Small talk in the dentist's chair is even worse.
"So where do you work?"
"Where do you live?"
"Do you have kids?"
Meanwhile, I'm thinking the answers and then spitting them out in between suctions. Lovely conversational flow.
Through the broken small talk I manage to answer that I have a four year-old son and then the inevitable next question comes...the one I never quite know how to answer correctly:
"So, any plans for a second kid?"
I think to myself "Yes, there were plans and there was another child but he didn't arrive. And, yes, I still want another, but I'm scared."
I know this is NOT the answer she (or anyone else who asks in small talk conversation) is looking for. I know it would be too much and so I usually push the real answer away and, for the sake of keeping conversation going, just say what's easier: "oh yea, sure, probably one day here soon."
But I hesitate this time giving the canned response because even just thinking it brings up that familiar pang of guilt: I've glossed over my experience with my unborn (but not non-existent) second son as if he didn't matter--exactly what I feared would happen when we first learned we had lost him.
Maybe I had too much time to think in between suctions on this one or maybe I was just tired of trite conversation, but I decided to respond differently this time--to risk her possibly feeling uncomfortable in order to honor him and my own feelings. "We did want another and were expecting him this past February but we learned that we lost him early in the second trimester."
She didn't stiffen or stumble on her words; instead she stopped what she was doing, pulled her mask down, and leaned in close. She whispered, "I'm so sorry, I know that feeling, I had the same experience in between my two children. I'm so glad you said something because no one ever wants to talk about it." And that's when the REAL conversation began. The energy between us became completely different, we talked like two girlfriends at a slumber party: wide-eyed and leaned in close and finishing each other's sentences. Not because we're excited about what happened but because we found someone who could not only relate but was willing to talk about it.

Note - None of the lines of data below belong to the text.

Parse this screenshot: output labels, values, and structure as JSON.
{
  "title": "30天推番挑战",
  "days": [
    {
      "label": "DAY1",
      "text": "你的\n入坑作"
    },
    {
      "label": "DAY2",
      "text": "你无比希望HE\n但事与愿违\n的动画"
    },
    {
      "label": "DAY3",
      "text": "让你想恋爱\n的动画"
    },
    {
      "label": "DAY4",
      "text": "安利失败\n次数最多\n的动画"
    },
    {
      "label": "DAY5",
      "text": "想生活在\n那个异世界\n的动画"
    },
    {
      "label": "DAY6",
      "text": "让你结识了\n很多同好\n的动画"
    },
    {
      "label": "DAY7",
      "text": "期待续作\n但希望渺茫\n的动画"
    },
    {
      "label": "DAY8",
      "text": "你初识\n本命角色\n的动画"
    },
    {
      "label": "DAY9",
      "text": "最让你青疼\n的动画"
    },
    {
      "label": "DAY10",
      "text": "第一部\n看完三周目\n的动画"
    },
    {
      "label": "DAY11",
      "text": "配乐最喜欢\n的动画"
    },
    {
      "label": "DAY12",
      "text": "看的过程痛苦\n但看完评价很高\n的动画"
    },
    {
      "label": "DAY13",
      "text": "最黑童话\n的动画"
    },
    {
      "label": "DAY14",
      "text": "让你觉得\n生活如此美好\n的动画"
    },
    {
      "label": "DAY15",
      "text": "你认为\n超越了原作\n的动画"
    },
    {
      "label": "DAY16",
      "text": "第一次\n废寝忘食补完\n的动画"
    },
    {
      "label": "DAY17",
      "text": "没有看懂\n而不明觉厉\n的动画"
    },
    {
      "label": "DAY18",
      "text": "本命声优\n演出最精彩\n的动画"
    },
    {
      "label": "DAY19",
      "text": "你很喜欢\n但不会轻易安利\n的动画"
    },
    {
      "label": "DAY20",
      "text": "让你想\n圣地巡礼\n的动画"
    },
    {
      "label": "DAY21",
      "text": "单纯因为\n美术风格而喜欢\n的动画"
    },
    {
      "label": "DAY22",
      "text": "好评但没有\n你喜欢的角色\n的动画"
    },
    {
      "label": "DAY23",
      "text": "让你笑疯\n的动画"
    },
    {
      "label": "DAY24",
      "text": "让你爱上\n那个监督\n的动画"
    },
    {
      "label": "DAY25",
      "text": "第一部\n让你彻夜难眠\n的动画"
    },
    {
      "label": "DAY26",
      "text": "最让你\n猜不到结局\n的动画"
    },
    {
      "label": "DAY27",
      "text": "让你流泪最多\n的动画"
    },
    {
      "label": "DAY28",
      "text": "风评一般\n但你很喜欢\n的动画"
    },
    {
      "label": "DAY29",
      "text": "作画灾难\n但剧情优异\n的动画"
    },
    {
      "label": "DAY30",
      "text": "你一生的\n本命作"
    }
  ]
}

When I headed out to leave we smiled and nodded to each other. We were no longer strangers but connected in some unspoken way.
The point is this: had I passed on TRUTH in favor of small talk and surface-level conversation, we could've talked for twenty minutes yet still left strangers. It makes me wonder if this is part of why so many of us feel disconnected from each other. It makes me wonder what would happen if we all traded small talk for being a little more real and vulnerable with each other. We'd probably find we have a lot more in common than we think.